Positives:-Doing your shopping without knowing it
-Meeting girls at the Grocery Store would be a different ballgame
-Riding around in shopping carts would be fun again
-Buying lots of unnecessary items
-Vomit in the aisles
-Sleeping in a shopping cart is not comfortable
I get a lot of criticism for this one, but you really need to look at the facts here. How many times has a Friday Night come up and if you're not interested in going to the bar you aren't sure where to go??? (For me lots, probably because I've been kicked out of that bar.) So why not go to the gym? Here you can do fun drunk activities with your friends, check out girls working out and throw that muscular guy who smells like taint into the pool. Imagine the drinking games, you could play here while losing the calories that you just drank.
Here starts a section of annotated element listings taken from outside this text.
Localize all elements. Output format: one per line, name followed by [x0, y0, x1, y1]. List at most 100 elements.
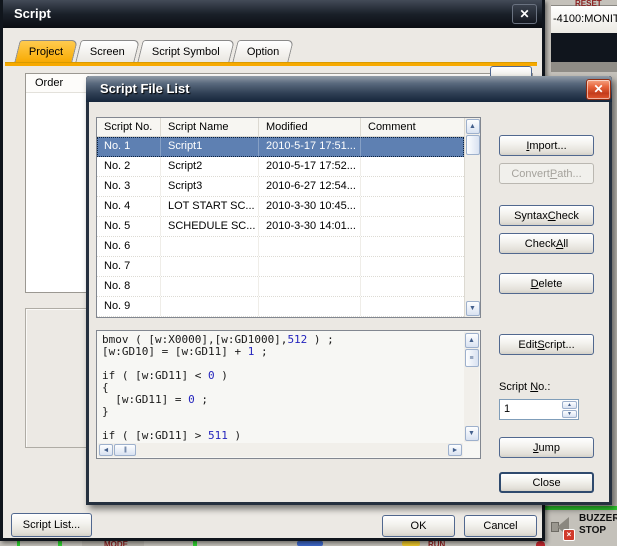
cell-modified [259, 237, 361, 256]
code-horizontal-scrollbar[interactable]: ◄ ||| ► [98, 443, 463, 457]
tab-strip: Project Screen Script Symbol Option [17, 40, 294, 63]
cell-script-name [161, 237, 259, 256]
table-row[interactable]: No. 2 Script2 2010-5-17 17:52... [97, 157, 464, 177]
script-table: Script No. Script Name Modified Comment … [96, 117, 481, 318]
scroll-down-icon[interactable]: ▼ [466, 301, 480, 316]
cell-script-no: No. 9 [97, 297, 161, 316]
script-dialog-titlebar[interactable]: Script ✕ [3, 0, 542, 28]
cell-script-name: Script2 [161, 157, 259, 176]
cell-script-name [161, 277, 259, 296]
table-row[interactable]: No. 3 Script3 2010-6-27 12:54... [97, 177, 464, 197]
tab-accent-line [5, 62, 537, 66]
mute-x-icon: × [563, 529, 575, 541]
script-no-value[interactable]: 1 [504, 403, 510, 415]
script-code-preview[interactable]: bmov ( [w:X0000],[w:GD1000],512 ) ;[w:GD… [96, 330, 481, 459]
table-row[interactable]: No. 7 [97, 257, 464, 277]
cell-script-name: Script3 [161, 177, 259, 196]
table-row[interactable]: No. 5 SCHEDULE SC... 2010-3-30 14:01... [97, 217, 464, 237]
cell-script-no: No. 3 [97, 177, 161, 196]
script-table-grid: Script No. Script Name Modified Comment … [97, 118, 464, 317]
reset-label-fragment: RESET [575, 0, 602, 9]
cell-comment [361, 277, 464, 296]
cell-modified: 2010-3-30 10:45... [259, 197, 361, 216]
green-tick [193, 541, 197, 546]
cell-comment [361, 177, 464, 196]
cell-modified: 2010-3-30 14:01... [259, 217, 361, 236]
column-header-modified[interactable]: Modified [259, 118, 361, 136]
cell-comment [361, 237, 464, 256]
file-list-titlebar[interactable]: Script File List ✕ [86, 76, 612, 102]
run-label-fragment: RUN [428, 541, 445, 546]
table-row[interactable]: No. 4 LOT START SC... 2010-3-30 10:45... [97, 197, 464, 217]
tab-project[interactable]: Project [14, 40, 78, 63]
scroll-left-icon[interactable]: ◄ [99, 444, 113, 456]
syntax-check-button[interactable]: Syntax Check [499, 205, 594, 226]
cell-script-no: No. 2 [97, 157, 161, 176]
speaker-icon: × [549, 515, 575, 539]
column-header-script-name[interactable]: Script Name [161, 118, 259, 136]
script-no-spinner[interactable]: 1 ▲ ▼ [499, 399, 579, 420]
yellow-icon-fragment [402, 541, 420, 546]
scroll-right-icon[interactable]: ► [448, 444, 462, 456]
cell-comment [361, 157, 464, 176]
cell-comment [361, 297, 464, 316]
tab-screen[interactable]: Screen [75, 40, 140, 63]
close-button[interactable]: Close [499, 472, 594, 493]
cell-script-no: No. 7 [97, 257, 161, 276]
edit-script-button[interactable]: Edit Script... [499, 334, 594, 355]
spin-down-icon[interactable]: ▼ [562, 410, 577, 418]
cell-modified: 2010-5-17 17:52... [259, 157, 361, 176]
table-row[interactable]: No. 1 Script1 2010-5-17 17:51... [97, 137, 464, 157]
script-dialog-title: Script [14, 6, 51, 21]
green-tick [58, 541, 62, 546]
tab-option[interactable]: Option [232, 40, 294, 63]
scroll-up-icon[interactable]: ▲ [465, 333, 479, 348]
file-list-title: Script File List [100, 81, 190, 96]
cell-script-no: No. 5 [97, 217, 161, 236]
table-row[interactable]: No. 8 [97, 277, 464, 297]
red-lamp-fragment [536, 541, 545, 546]
cell-script-no: No. 1 [97, 137, 161, 156]
scrollbar-thumb[interactable]: ≡ [465, 349, 479, 367]
scroll-down-icon[interactable]: ▼ [465, 426, 479, 441]
table-row[interactable]: No. 6 [97, 237, 464, 257]
import-button[interactable]: Import... [499, 135, 594, 156]
cell-modified [259, 257, 361, 276]
cell-script-no: No. 8 [97, 277, 161, 296]
tab-script-symbol[interactable]: Script Symbol [137, 40, 235, 63]
check-all-button[interactable]: Check All [499, 233, 594, 254]
code-vertical-scrollbar[interactable]: ▲ ≡ ▼ [464, 332, 479, 442]
cell-comment [361, 197, 464, 216]
scroll-up-icon[interactable]: ▲ [466, 119, 480, 134]
script-file-list-dialog: Script File List ✕ Script No. Script Nam… [86, 76, 612, 505]
close-icon[interactable]: ✕ [586, 79, 611, 100]
scrollbar-thumb[interactable]: ||| [114, 444, 136, 456]
cell-script-no: No. 6 [97, 237, 161, 256]
close-icon[interactable]: ✕ [512, 4, 537, 24]
cell-modified: 2010-6-27 12:54... [259, 177, 361, 196]
spin-up-icon[interactable]: ▲ [562, 401, 577, 409]
blue-icon-fragment [297, 541, 323, 546]
background-green-line [545, 506, 617, 510]
ok-button[interactable]: OK [382, 515, 455, 537]
cell-script-name: LOT START SC... [161, 197, 259, 216]
column-header-script-no[interactable]: Script No. [97, 118, 161, 136]
cell-comment [361, 217, 464, 236]
cell-script-name: Script1 [161, 137, 259, 156]
background-toolbar-strip [551, 62, 617, 72]
delete-button[interactable]: Delete [499, 273, 594, 294]
background-window-title: -4100:MONITO [551, 5, 617, 33]
partial-button [490, 66, 532, 76]
screen: -4100:MONITO × BUZZER STOP RESET MODE RU… [0, 0, 617, 546]
column-header-comment[interactable]: Comment [361, 118, 464, 136]
cell-script-name [161, 297, 259, 316]
scrollbar-thumb[interactable] [466, 135, 480, 155]
table-row[interactable]: No. 9 [97, 297, 464, 317]
script-list-button[interactable]: Script List... [11, 513, 92, 537]
table-scrollbar[interactable]: ▲ ▼ [464, 118, 480, 317]
cancel-button[interactable]: Cancel [464, 515, 537, 537]
script-no-label: Script No.: [499, 381, 550, 393]
jump-button[interactable]: Jump [499, 437, 594, 458]
background-dark-strip [551, 33, 617, 62]
background-bottom-strip: MODE RUN [0, 541, 545, 546]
"Who needs Spin Class when you always feel like you're spinning?"
-Telling people you're at the gym 5 days a week
-Personal Training would involve shots of Tequila
-Dressing up to go out is now shorts and a new t-shirt.
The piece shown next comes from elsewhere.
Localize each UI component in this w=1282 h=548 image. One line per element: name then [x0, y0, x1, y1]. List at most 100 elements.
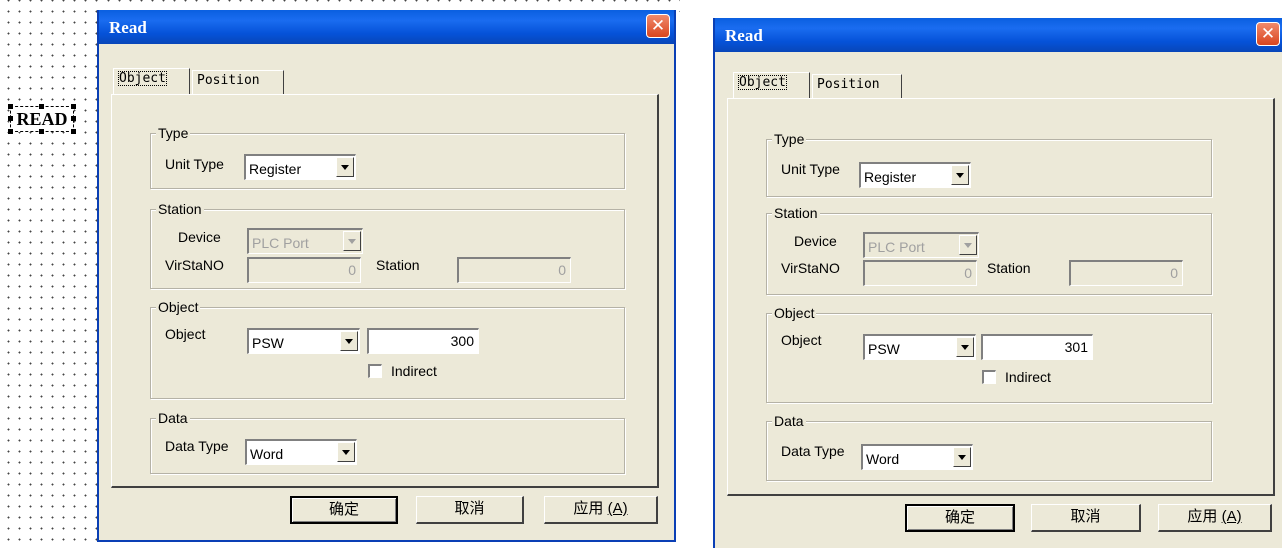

-Accidentally signed up for a yoga class
-Pissing off a lot of people bigger than you
-Dehydration and possibly death
I'm all about trying to find God (or whichever religion you're into) but do you really need to do this sober. Most of the time I end up finding the people I wanna see most completely tanked ***Sorry about the drunk dials mom*** Last time I was at church they pulled a 180 on me by giving me a sip of wine and some cracker. When I asked for a glass and some more crackers, I was given dirty looks and hit on the ass with a ruler (which I liked). Isn't Sunday supposed to be a day of rest anyways? Let's give a toast to our gods and watch some football afterwards!
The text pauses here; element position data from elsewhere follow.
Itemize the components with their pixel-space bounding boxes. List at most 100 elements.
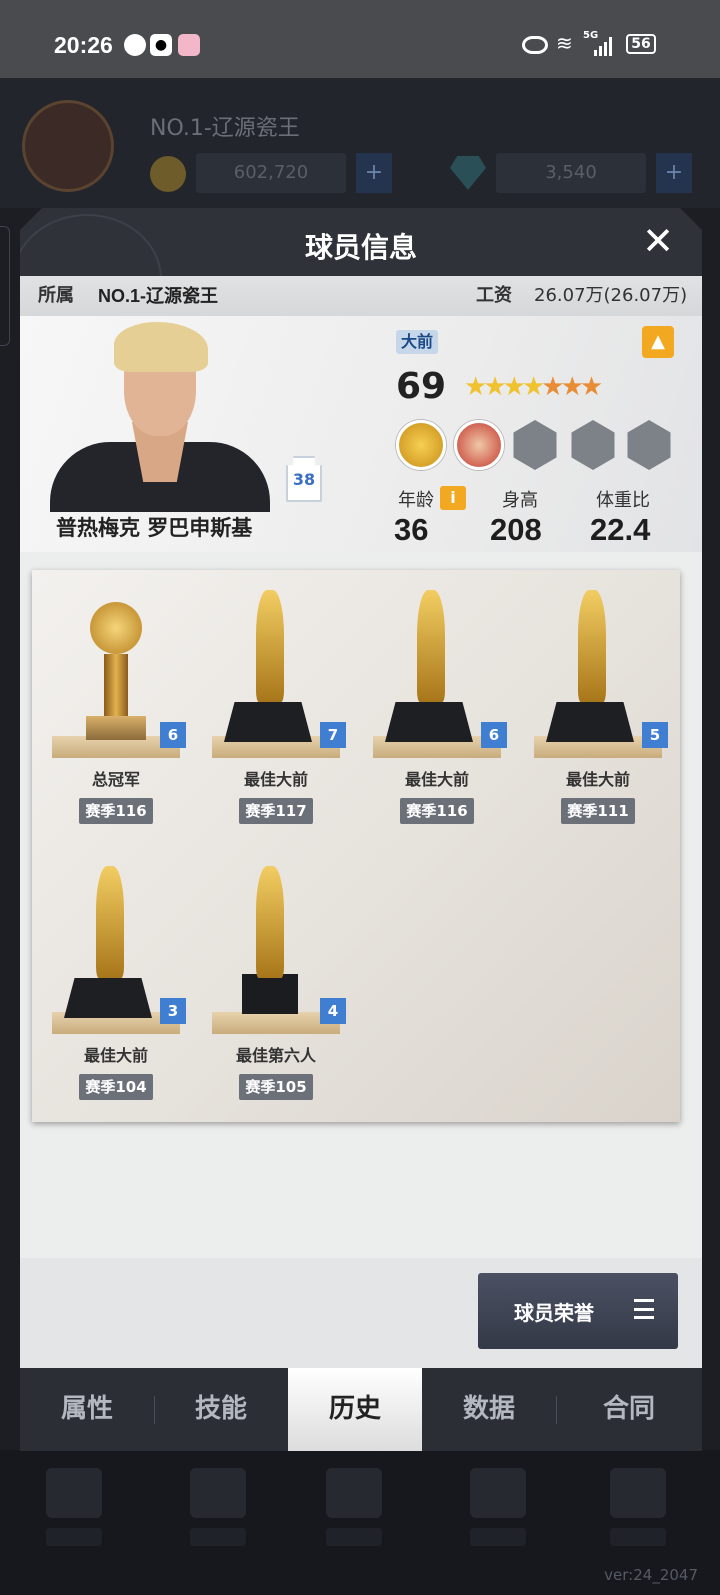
- trophy-season: 赛季116: [79, 798, 153, 824]
- trophy-count: 6: [160, 722, 186, 748]
- trophy-wall: 6 总冠军 赛季116 7 最佳大前 赛季117 6 最佳大前 赛季116 5 …: [32, 570, 680, 1122]
- player-statue-icon: [578, 590, 606, 702]
- player-rating: 69: [396, 366, 447, 407]
- player-portrait: [50, 322, 270, 512]
- trophy-name: 最佳大前: [243, 770, 308, 789]
- status-time: 20:26: [54, 32, 113, 58]
- player-honor-button[interactable]: 球员荣誉: [478, 1273, 678, 1349]
- player-info-modal: 球员信息 ✕ 所属 NO.1-辽源瓷王 工资 26.07万(26.07万) 38…: [20, 208, 702, 1473]
- player-card: 38 普热梅克 罗巴申斯基 大前 ▲ 69 ★★★★★★★ 年龄 i 身高 体重…: [20, 316, 702, 552]
- trophy-item[interactable]: 7 最佳大前 赛季117: [194, 576, 354, 836]
- tab-data[interactable]: 数据: [422, 1368, 556, 1451]
- trophy-season: 赛季116: [400, 798, 474, 824]
- team-label: 所属: [38, 285, 74, 306]
- red-badge-icon[interactable]: [454, 420, 504, 470]
- empty-badge-icon[interactable]: [513, 420, 557, 470]
- trophy-season: 赛季111: [561, 798, 635, 824]
- trophy-item[interactable]: 6 总冠军 赛季116: [34, 576, 194, 836]
- height-label: 身高: [502, 490, 538, 511]
- team-value: NO.1-辽源瓷王: [98, 286, 219, 306]
- tab-attributes[interactable]: 属性: [20, 1368, 154, 1451]
- tab-skills[interactable]: 技能: [154, 1368, 288, 1451]
- signal-icon: [594, 36, 616, 56]
- chat-bubble-icon: [124, 34, 146, 56]
- close-icon[interactable]: ✕: [642, 222, 674, 260]
- salary-label: 工资: [476, 285, 512, 306]
- tab-contract[interactable]: 合同: [556, 1368, 702, 1451]
- trophy-count: 3: [160, 998, 186, 1024]
- menu-icon: [634, 1299, 654, 1319]
- trophy-item[interactable]: 4 最佳第六人 赛季105: [194, 852, 354, 1112]
- qq-penguin-icon: ●: [150, 34, 172, 56]
- trophy-season: 赛季117: [239, 798, 313, 824]
- age-label: 年龄: [398, 490, 434, 511]
- add-coins-button[interactable]: +: [356, 153, 392, 193]
- player-honor-label: 球员荣誉: [514, 1301, 594, 1325]
- player-statue-icon: [417, 590, 445, 702]
- weight-ratio-label: 体重比: [596, 490, 650, 511]
- star-icon: ★: [521, 372, 545, 402]
- trophy-item[interactable]: 6 最佳大前 赛季116: [355, 576, 515, 836]
- trophy-season: 赛季105: [239, 1074, 313, 1100]
- player-statue-icon: [96, 866, 124, 978]
- nav-icon-3: [326, 1468, 382, 1518]
- weight-ratio-value: 22.4: [590, 512, 651, 547]
- star-icon: ★: [502, 372, 526, 402]
- nav-label-3: [326, 1528, 382, 1546]
- team-salary-bar: 所属 NO.1-辽源瓷王 工资 26.07万(26.07万): [20, 276, 702, 316]
- height-value: 208: [490, 512, 542, 547]
- gold-badge-icon[interactable]: [396, 420, 446, 470]
- player-name: 普热梅克 罗巴申斯基: [56, 516, 253, 540]
- version-label: ver:24_2047: [604, 1566, 698, 1584]
- battery-icon: 56: [626, 34, 656, 54]
- player-statue-icon: [256, 590, 284, 702]
- trophy-count: 4: [320, 998, 346, 1024]
- coin-amount: 602,720: [196, 153, 346, 193]
- nav-label-1: [46, 1528, 102, 1546]
- eye-icon: [522, 36, 548, 54]
- add-gems-button[interactable]: +: [656, 153, 692, 193]
- nav-label-2: [190, 1528, 246, 1546]
- empty-badge-icon[interactable]: [627, 420, 671, 470]
- side-tab-handle: [0, 226, 10, 346]
- trophy-count: 7: [320, 722, 346, 748]
- salary-value: 26.07万(26.07万): [534, 285, 688, 306]
- nav-icon-2: [190, 1468, 246, 1518]
- background-team-name: NO.1-辽源瓷王: [150, 116, 300, 141]
- trophy-count: 5: [642, 722, 668, 748]
- modal-header: 球员信息 ✕: [20, 208, 702, 276]
- nav-icon-5: [610, 1468, 666, 1518]
- star-icon: ★: [464, 372, 487, 402]
- game-controller-icon: [178, 34, 200, 56]
- sixth-man-statue-icon: [256, 866, 284, 978]
- age-value: 36: [394, 512, 429, 547]
- tab-history[interactable]: 历史: [288, 1368, 422, 1451]
- empty-badge-icon[interactable]: [571, 420, 615, 470]
- trophy-name: 最佳大前: [404, 770, 469, 789]
- star-icon: ★: [579, 372, 603, 402]
- trophy-name: 最佳第六人: [235, 1046, 316, 1065]
- gem-amount: 3,540: [496, 153, 646, 193]
- jersey-number-icon: 38: [286, 456, 322, 502]
- nav-icon-4: [470, 1468, 526, 1518]
- trophy-name: 最佳大前: [565, 770, 630, 789]
- trophy-name: 总冠军: [91, 770, 140, 789]
- position-badge: 大前: [396, 330, 438, 354]
- coin-icon: [150, 156, 186, 192]
- trophy-season: 赛季104: [79, 1074, 153, 1100]
- wifi-icon: ≋: [556, 31, 573, 55]
- star-icon: ★: [560, 372, 584, 402]
- nav-label-4: [470, 1528, 526, 1546]
- team-logo: [22, 100, 114, 192]
- star-icon: ★: [541, 372, 564, 402]
- championship-trophy-icon: [90, 602, 142, 654]
- info-icon[interactable]: i: [440, 486, 466, 510]
- modal-body: 所属 NO.1-辽源瓷王 工资 26.07万(26.07万) 38 普热梅克 罗…: [20, 276, 702, 1356]
- trophy-item[interactable]: 3 最佳大前 赛季104: [34, 852, 194, 1112]
- fire-icon[interactable]: ▲: [642, 326, 674, 358]
- tab-bar: 属性 技能 历史 数据 合同: [20, 1368, 702, 1451]
- trophy-count: 6: [481, 722, 507, 748]
- trophy-item[interactable]: 5 最佳大前 赛季111: [516, 576, 676, 836]
- status-bar: 20:26 ● ≋ 5G 56: [0, 0, 720, 78]
- star-icon: ★: [483, 372, 506, 402]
"I bet Jesus would have some really cool bar tricks up his sleeve"
-Going to church just became mandatory for the family
-God is now your hommie
-Singing songs becomes instantly more fun
-Urinating in the Holy Water
-Sleeping in church just became much easier
-If you're too belligerent, people think you've been possessed by the devil
I truly think that this is possibly the worst place in the history of the world. I meet the worst smelling people stand in the longest lines and there is not a single reason they can't play play some sort of music in this place. The only possible way I can think of to make this place better would be to allow me the simple pleasure of getting sloshed enough to forget that I was ever here.
"DMV - Does Make (Me) Vomit"
-Speech is slurred enough to get a Handicapped Tag
-Crazy persons' advice makes sense
-Your license picture is Awesome!
-Failed Driving Test 8 Times
-Does Not mask the smell
-Still standing in the wrong line
Flipping from the worst, we now move on to the best. Seriously, what is better than a Hometown Buffet. Miles of all the food you can eat and anything you can think of on the menu. Anything, except my buddy Samuel Adams. Why is he not invited to this party?? Can you think of anything more amazing than an all you can eat, all you can drink extravaganza?? Is this what heaven is? Because heaven is about 8 and a half minutes from my house.
"MMMMMmmmm, Just like my mom never made!"
-Never needing anything again
-Vomiting is welcome
-Best date restaurant EVER!
-Never able to leave
-The cutest girl you meet weighs in at 235
Oh well, maybe someday right? Can't we all have a dream? Martin Luther King did!